Utku KABAKCI'nın 6 Eylül 2023 tarihli yazısı: Politika ve İletişim
Arapça kökenli olan siyaset sözcüğü, at terbiyesi ve biniciliği anlamlarına gelmektedir. Yunanca kökenli politika kelimesi ise polis denilen kent devletlerine ilişkin işleri kapsamaktadır. Bu sebeple politikanın literatürde sıklıkla devlet yönetimi olarak tanımlandığı görülmektedir. Fakat politika kavramını sadece devlet olgusu üzerinden tanımlamaya kalkmak hatalı olur. Çünkü politikayı devlete indirgemek, devlet ortaya çıkmadan evvel politikanın var olmadığı neticesine vardırır. Bu çıkarım ise doğru değildir.
İki insanın, birbirinin şuuruna varmasıyla birlikte iletişim süreci de başlar. İnsanların iletişim kurmaya başladığı yerde de politikanın olmaması mümkün değildir. İletişim alanında, özellikle de son dönemlerde yürütülen çalışmalarda her ne kadar simetrik iletişimden söz edilse de iletişim olgusunun iktidar mücadelesi ile doğrudan ilişkili olduğu ıskalanmamalıdır. Her iletişim süreci aynı zamanda bir iktidar mücadelesidir. İktidar kavramı da otoriteyi içerir. Otoritenin kurulduğu yerde de simetrik değil, asimetrik iletişim vardır. İletişim sürecinde iktidar zaman zaman yer değiştirebileceği gibi hep aynı tarafta da kalabilir. Bu sebeple politika kavramına dair değerlendirmede bulunurken dar anlamının ötesine çıkarak iletişim, otorite ve iktidar kavramlarından da istifade etmek gerekmektedir.
Politika ve iletişim alanlarının iç içe geçtiği yerde politik iletişim meydana gelir. Politik iletişimde hedef kitleye ulaştırılmak istenen ileti, siyasal içeriklidir. Seçim dönemlerinde üretilen kampanyalar, siyasi parti ve liderler için yürütülen iletişim çalışmaları, seçmenin tutumunu ölçmek amacıyla yapılan kamuoyu araştırmaları ve seçmeni istenilen davranışa yönlendirmek gayesiyle üretilen yazılı, işitsel veya görsel her türlü metin, politik iletişimin faaliyet alanını oluşturur.

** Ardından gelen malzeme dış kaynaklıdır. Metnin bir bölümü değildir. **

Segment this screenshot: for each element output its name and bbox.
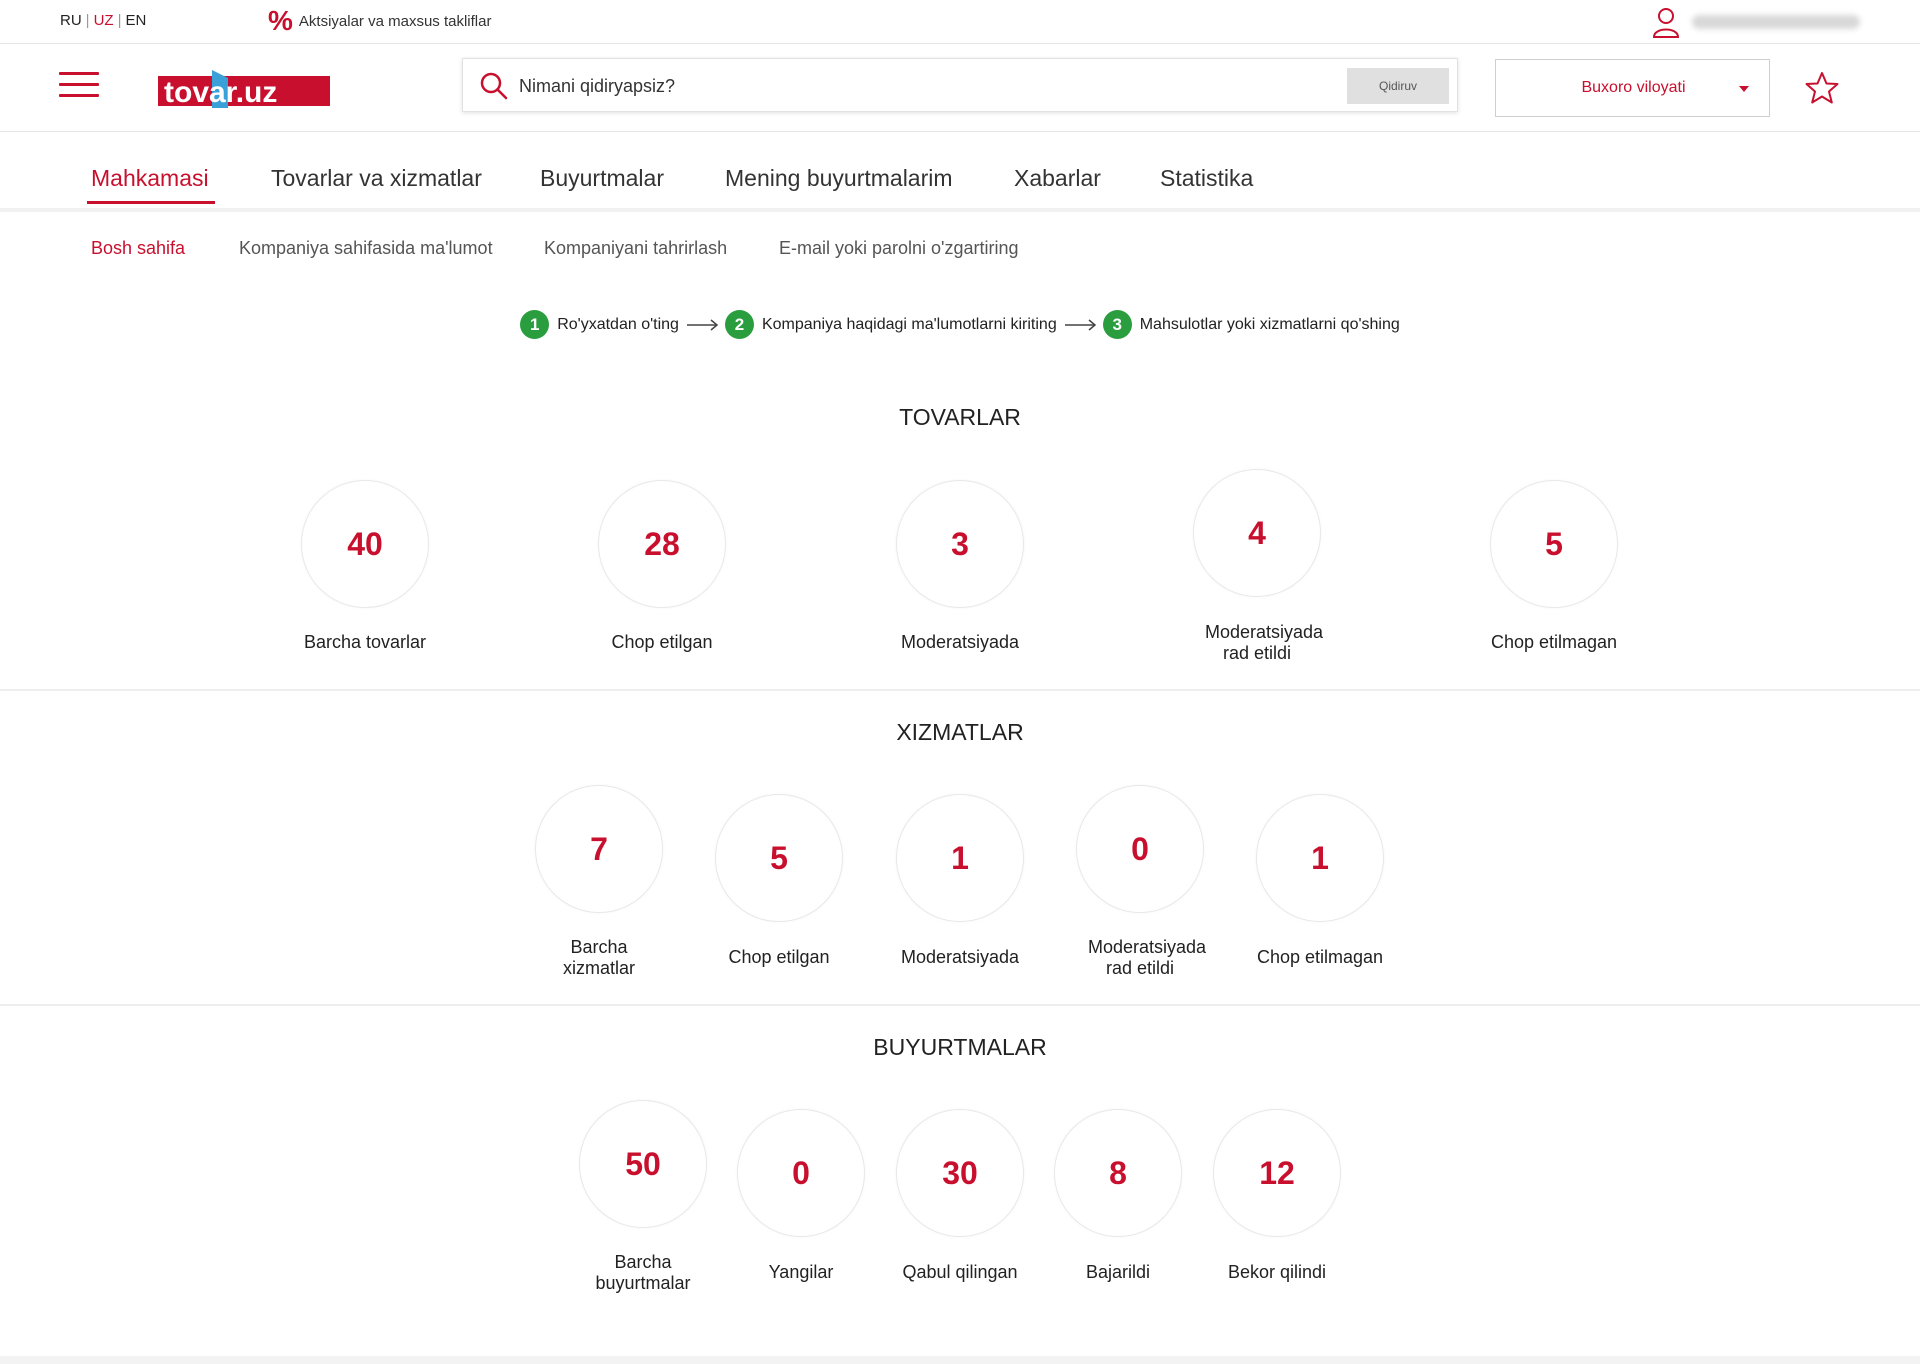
subnav-edit-company[interactable]: Kompaniyani tahrirlash (544, 238, 727, 259)
stat-services-all[interactable]: 7 (535, 785, 663, 913)
step-text: Ro'yxatdan o'ting (557, 315, 679, 333)
chevron-down-icon (1739, 86, 1749, 92)
stat-goods-unpublished[interactable]: 5 (1490, 480, 1618, 608)
section-title-services: XIZMATLAR (896, 719, 1024, 745)
stat-goods-moderation[interactable]: 3 (896, 480, 1024, 608)
step-number: 1 (520, 310, 550, 339)
logo[interactable]: tovar.uz (158, 68, 330, 110)
lang-ru[interactable]: RU (60, 12, 82, 29)
step-number: 3 (1102, 310, 1132, 339)
header: tovar.uz Qidiruv Buxoro viloyati (0, 44, 1920, 132)
stat-label: Moderatsiyada rad etildi (1205, 622, 1324, 663)
arrow-right-icon (686, 318, 719, 331)
stat-label: Bekor qilindi (1227, 1262, 1327, 1282)
stat-label: Moderatsiyada (900, 632, 1020, 652)
stat-goods-all[interactable]: 40 (301, 480, 429, 608)
step-text: Kompaniya haqidagi ma'lumotlarni kiritin… (761, 315, 1057, 333)
subnav-change-credentials[interactable]: E-mail yoki parolni o'zgartiring (779, 238, 1019, 259)
section-title-goods: TOVARLAR (899, 404, 1021, 430)
promo-link[interactable]: % Aktsiyalar va maxsus takliflar (268, 6, 491, 36)
step-3: 3 Mahsulotlar yoki xizmatlarni qo'shing (1102, 310, 1400, 339)
stat-services-unpublished[interactable]: 1 (1256, 794, 1384, 922)
stat-label: Chop etilmagan (1490, 632, 1618, 652)
step-2: 2 Kompaniya haqidagi ma'lumotlarni kirit… (724, 310, 1103, 339)
stat-orders-cancelled[interactable]: 12 (1213, 1109, 1341, 1237)
search-input[interactable] (519, 69, 1279, 103)
stat-label: Barcha tovarlar (303, 632, 427, 652)
lang-uz[interactable]: UZ (94, 12, 114, 29)
user-account[interactable] (1652, 6, 1860, 38)
main-nav: Mahkamasi Tovarlar va xizmatlar Buyurtma… (0, 132, 1920, 212)
stat-services-moderation[interactable]: 1 (896, 794, 1024, 922)
tab-goods-services[interactable]: Tovarlar va xizmatlar (271, 165, 482, 192)
logo-text: tovar.uz (164, 76, 277, 109)
subnav-company-info[interactable]: Kompaniya sahifasida ma'lumot (239, 238, 493, 259)
lang-en[interactable]: EN (125, 12, 146, 29)
arrow-right-icon (1064, 318, 1096, 331)
step-text: Mahsulotlar yoki xizmatlarni qo'shing (1139, 315, 1400, 333)
section-title-orders: BUYURTMALAR (873, 1034, 1047, 1060)
stat-services-published[interactable]: 5 (715, 794, 843, 922)
search-bar: Qidiruv (462, 58, 1458, 112)
top-bar: RU | UZ | EN % Aktsiyalar va maxsus taklifla… (0, 0, 1920, 44)
tab-my-orders[interactable]: Mening buyurtmalarim (725, 165, 953, 192)
section-divider (0, 1004, 1920, 1006)
step-number: 2 (724, 310, 754, 339)
step-1: 1 Ro'yxatdan o'ting (520, 310, 725, 339)
search-icon[interactable] (479, 71, 509, 101)
subnav-home[interactable]: Bosh sahifa (91, 238, 185, 259)
registration-steps: 1 Ro'yxatdan o'ting 2 Kompaniya haqidagi… (0, 310, 1920, 339)
stat-orders-completed[interactable]: 8 (1054, 1109, 1182, 1237)
stat-goods-rejected[interactable]: 4 (1193, 469, 1321, 597)
stat-label: Chop etilmagan (1256, 947, 1384, 967)
stat-orders-all[interactable]: 50 (579, 1100, 707, 1228)
star-icon[interactable] (1804, 70, 1840, 106)
user-icon (1652, 8, 1680, 38)
percent-icon: % (268, 5, 293, 36)
footer-edge (0, 1356, 1920, 1364)
tab-orders[interactable]: Buyurtmalar (540, 165, 664, 192)
stat-orders-accepted[interactable]: 30 (896, 1109, 1024, 1237)
stat-goods-published[interactable]: 28 (598, 480, 726, 608)
tab-mahkamasi[interactable]: Mahkamasi (87, 165, 215, 204)
stat-services-rejected[interactable]: 0 (1076, 785, 1204, 913)
username-blurred (1692, 15, 1860, 29)
menu-icon[interactable] (59, 72, 99, 102)
tab-messages[interactable]: Xabarlar (1014, 165, 1101, 192)
tab-statistics[interactable]: Statistika (1160, 165, 1253, 192)
section-divider (0, 689, 1920, 691)
language-switcher: RU | UZ | EN (60, 12, 147, 29)
search-button[interactable]: Qidiruv (1347, 68, 1449, 104)
region-label: Buxoro viloyati (1581, 79, 1686, 96)
region-select[interactable]: Buxoro viloyati (1495, 59, 1770, 117)
stat-label: Chop etilgan (611, 632, 713, 652)
stat-orders-new[interactable]: 0 (737, 1109, 865, 1237)
promo-text: Aktsiyalar va maxsus takliflar (298, 12, 492, 30)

Politika kavramının çok sayıda tanımının bulunması ve bu tanımların tartışmaya açık olması, alanın kapsamının genişliğinden kaynaklanmaktadır. Buna karşın politikanın ne olduğu veya ne olmadığı tartışmasında siyaset biliminin kurucusu olarak kabul edilen Aristoteles gibi başvurulabilecek çok sayıda referans da mevcuttur. Aristoteles, bilimleri tasniflerken politikayı insan çalışmalarının en kapsamlısı olması dolayısıyla bilgi hiyerarşisinde en üste koyar. Aristoteles, politikayı “üstün bilim” olarak tanımlar.

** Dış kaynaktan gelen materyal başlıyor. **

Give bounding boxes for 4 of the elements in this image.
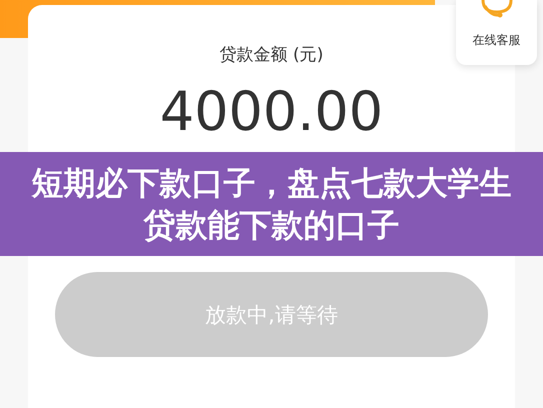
banner-title: 短期必下款口子，盘点七款大学生贷款能下款的口子 — [32, 163, 512, 246]
loan-amount-label: 贷款金额 (元) — [220, 44, 324, 66]
loan-amount: 4000.00 — [160, 80, 384, 144]
customer-service-button[interactable]: 在线客服 — [456, 0, 537, 65]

Bugün için politika kavramı, siyasal irade inşa etmeyi, karar vermeyi, alınan kararların hayata geçirilmesini ve belki de hepsinden daha mühim olan meşruiyet oluşturma faaliyetlerini içerir. Tarih boyunca politika kavramının tanımı ve işlevi üzerine çeşitli görüşler ileri sürülmüş olsa da alanın bugün için karşılık geldiği çalışmalar dikkate alındığında Aristoteles’in politikayı “üstün bilim” olarak nitelemesinin isabetli bir tespit olduğu görülmektedir.